左図のように、経口挿管チューブが長時間喉頭や気管壁を圧迫することによってその部分が壊死を起こし、その部分が閉鎖しようとするため徐々に喘鳴を伴う呼吸困難を認めるようになります。
呼吸をするために気管切開が置かれますが、これを根本的に治療して気管切開を閉鎖するためにはほとんどの場合が手術が必要となります。
狭窄部が気管のみに限局されている場合は比較的シンプルな術式となり、気管切除および端端吻合となります。これは同じ形のものを縫い合わせるために技術的には最も基本的なものです。
左の図のように、狭くなった部分(狭窄部の上下で気管を一旦切り離し、異常な部分を完全に切除します。

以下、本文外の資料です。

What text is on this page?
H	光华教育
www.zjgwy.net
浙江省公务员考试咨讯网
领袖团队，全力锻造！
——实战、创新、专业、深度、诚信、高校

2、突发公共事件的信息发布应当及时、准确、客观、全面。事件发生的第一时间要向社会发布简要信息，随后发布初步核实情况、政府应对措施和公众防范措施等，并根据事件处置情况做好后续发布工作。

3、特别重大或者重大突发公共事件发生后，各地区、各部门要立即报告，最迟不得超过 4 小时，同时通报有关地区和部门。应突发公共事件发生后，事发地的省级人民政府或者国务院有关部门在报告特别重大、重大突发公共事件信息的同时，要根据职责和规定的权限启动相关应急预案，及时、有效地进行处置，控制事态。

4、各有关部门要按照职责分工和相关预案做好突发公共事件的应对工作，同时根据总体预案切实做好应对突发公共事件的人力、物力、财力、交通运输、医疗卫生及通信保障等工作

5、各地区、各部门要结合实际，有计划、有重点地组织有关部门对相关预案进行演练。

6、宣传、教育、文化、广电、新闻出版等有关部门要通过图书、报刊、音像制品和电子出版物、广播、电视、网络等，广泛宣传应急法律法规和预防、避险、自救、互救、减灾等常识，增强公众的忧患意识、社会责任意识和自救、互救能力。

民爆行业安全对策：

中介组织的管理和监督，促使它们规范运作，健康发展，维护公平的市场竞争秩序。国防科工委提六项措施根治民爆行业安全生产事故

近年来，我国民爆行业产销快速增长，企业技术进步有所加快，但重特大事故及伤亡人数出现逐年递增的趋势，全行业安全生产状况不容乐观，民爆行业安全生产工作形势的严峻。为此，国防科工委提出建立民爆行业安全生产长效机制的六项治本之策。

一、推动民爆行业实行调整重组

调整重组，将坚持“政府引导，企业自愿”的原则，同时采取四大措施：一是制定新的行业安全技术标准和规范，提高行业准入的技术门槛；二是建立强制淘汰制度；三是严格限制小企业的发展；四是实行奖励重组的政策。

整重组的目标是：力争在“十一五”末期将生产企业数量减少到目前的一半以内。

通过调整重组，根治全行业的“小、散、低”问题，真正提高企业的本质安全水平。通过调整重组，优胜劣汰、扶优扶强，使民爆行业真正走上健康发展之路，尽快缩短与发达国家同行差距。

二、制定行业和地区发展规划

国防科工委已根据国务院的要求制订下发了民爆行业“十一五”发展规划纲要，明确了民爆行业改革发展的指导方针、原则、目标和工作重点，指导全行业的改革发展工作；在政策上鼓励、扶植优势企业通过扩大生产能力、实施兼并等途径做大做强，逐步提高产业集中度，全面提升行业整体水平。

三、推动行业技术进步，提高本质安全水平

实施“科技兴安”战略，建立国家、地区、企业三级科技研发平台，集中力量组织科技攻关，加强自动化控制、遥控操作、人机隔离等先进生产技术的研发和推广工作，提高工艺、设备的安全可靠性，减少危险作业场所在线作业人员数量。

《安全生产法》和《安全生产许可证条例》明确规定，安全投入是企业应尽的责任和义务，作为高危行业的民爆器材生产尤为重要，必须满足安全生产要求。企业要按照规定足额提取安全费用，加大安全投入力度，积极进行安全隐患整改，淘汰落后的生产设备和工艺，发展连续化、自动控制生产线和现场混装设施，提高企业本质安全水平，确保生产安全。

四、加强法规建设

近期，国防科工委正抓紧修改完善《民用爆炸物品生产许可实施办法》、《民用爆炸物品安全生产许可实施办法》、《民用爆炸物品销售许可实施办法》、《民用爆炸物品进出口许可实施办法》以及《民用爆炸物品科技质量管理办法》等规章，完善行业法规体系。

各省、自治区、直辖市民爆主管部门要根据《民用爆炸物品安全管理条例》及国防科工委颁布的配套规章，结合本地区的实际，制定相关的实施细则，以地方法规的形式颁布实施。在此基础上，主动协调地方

上下に残った正常な部分を縫い合わせることによって正常と同じ気管の内腔の太さを得ることができます。
私が初めてヨーロッパに渡った2001年当時、日本国内では合併症の多い難解な術式とされており、実際学会などの発表などを見てもこの術式でも一筋縄ではいっていなかった印象があります。
気管手術の最大の難点は縫い合わせた部分にかかる張力であり、長く切除すればするほどそれは大きくなります。張力が大きいままに縫い合わせるといわゆる吻合不全が起こり、その部分が再度狭窄してきます。手術後にまた狭くなってきたという場合は例外なく吻合不全であり、吻合部の張力をうまく減らせなかったことを意味します。国内の発表を見ているとこのようなケースが非常に多い印象を受けます。
この術式自体はすでに1960年代にアメリカで開発され、1980年代には主にアメリカ、カナダ、フランスなどで多数の手術をこなしている施設がありました。私が2001年から2005年までお世話になったバレンシア大学胸部外科の当時の部長Vicente Tarrazona教授は、当時この分野の三巨人として扱われていたフランス・ボルドーのLouis Couraud教授の一番弟子であり、バレンシア大学で、スペイン全土から送られてくる成人の気道狭窄の手術を行っていました。私がいた頃は年間20−30例の手術を行っており、その多くが長期挿管や気管切開による声門下狭窄に対する手術でした。